Diarrhea is typically caused by either a food allergy or an infection. However, it can be a sign of something more serious, such as inflammation of the colon or inflammatory bowel disease. Recurring episodes of diarrhea are a cause for concern and your cat will need to see a vet. They will conduct a number of tests and may use a cat poop color chart to check the color of the cat poop. The vet will identify the cause of the diarrhea before advising on the best course of treatment for the problem.

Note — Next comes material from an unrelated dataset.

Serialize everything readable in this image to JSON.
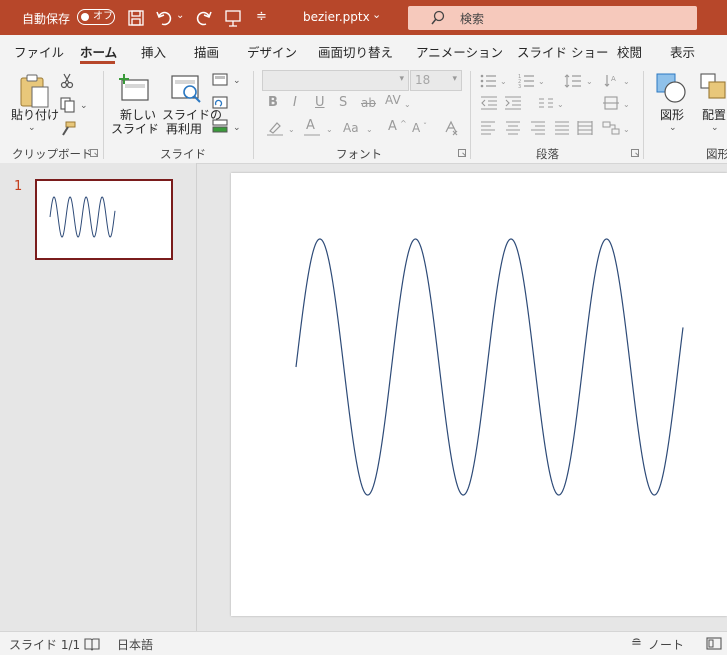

If the diagnosis is colitis, the vet will need to determine the cause of the colitis before they can begin treatment. Some of the potential causes of this condition include bacterial infection, parasitic infection, food allergies, overeating, changes in the diet, stress, Giardia, and eating something they shouldn’t. Each of these is treated in a different way. For example, infections will need medication, but some other causes simply require changes to the diet.

Senior Cat’s Poop

As cats get older, they become prone to a wider range of potentially serious health conditions. One symptom of many of these is diarrhea. Just like cats of other ages, a senior cat can experience a bout of constipation or diarrhea that is nothing to worry about, especially if it only lasts for a day. On the other hand, a prolonged period of diarrhea or recurring bouts of diarrhea are potentially an indicator of a more serious problem.

Diarrhea that lasts more than two days is an issue, even if the cause is not serious. Senior cats are more fragile than a healthy adult cat and the dehydration caused by suffering from diarrhea can seriously impact on their health. If the issue is not addressed quickly by taking them to vet, then a senior cat can deteriorate rapidly.

A vet will conduct tests to clarify the cause of the diarrhea so that they can then make a treatment plan. These may include a physical examination, taking a stool sample, and conducting blood tests. Regardless of the cause, the vet will most likely rehydrate your cat.

One of the serious problems in senior cats for which diarrhea is a common symptom is hyperthyroidism. Other symptoms of this condition include excessive thirst and urination, sudden weight loss, and increased appetite, and vomiting.

Overall, regardless of the age of your cat, they will suffer from both constipation and diarrhea at some point in their lives. In most cases, you do not need to be too concerned. However, if the symptoms last for two days or more, you should get your cat checked by the vet to identify the cause of the problem and have them treated if necessary.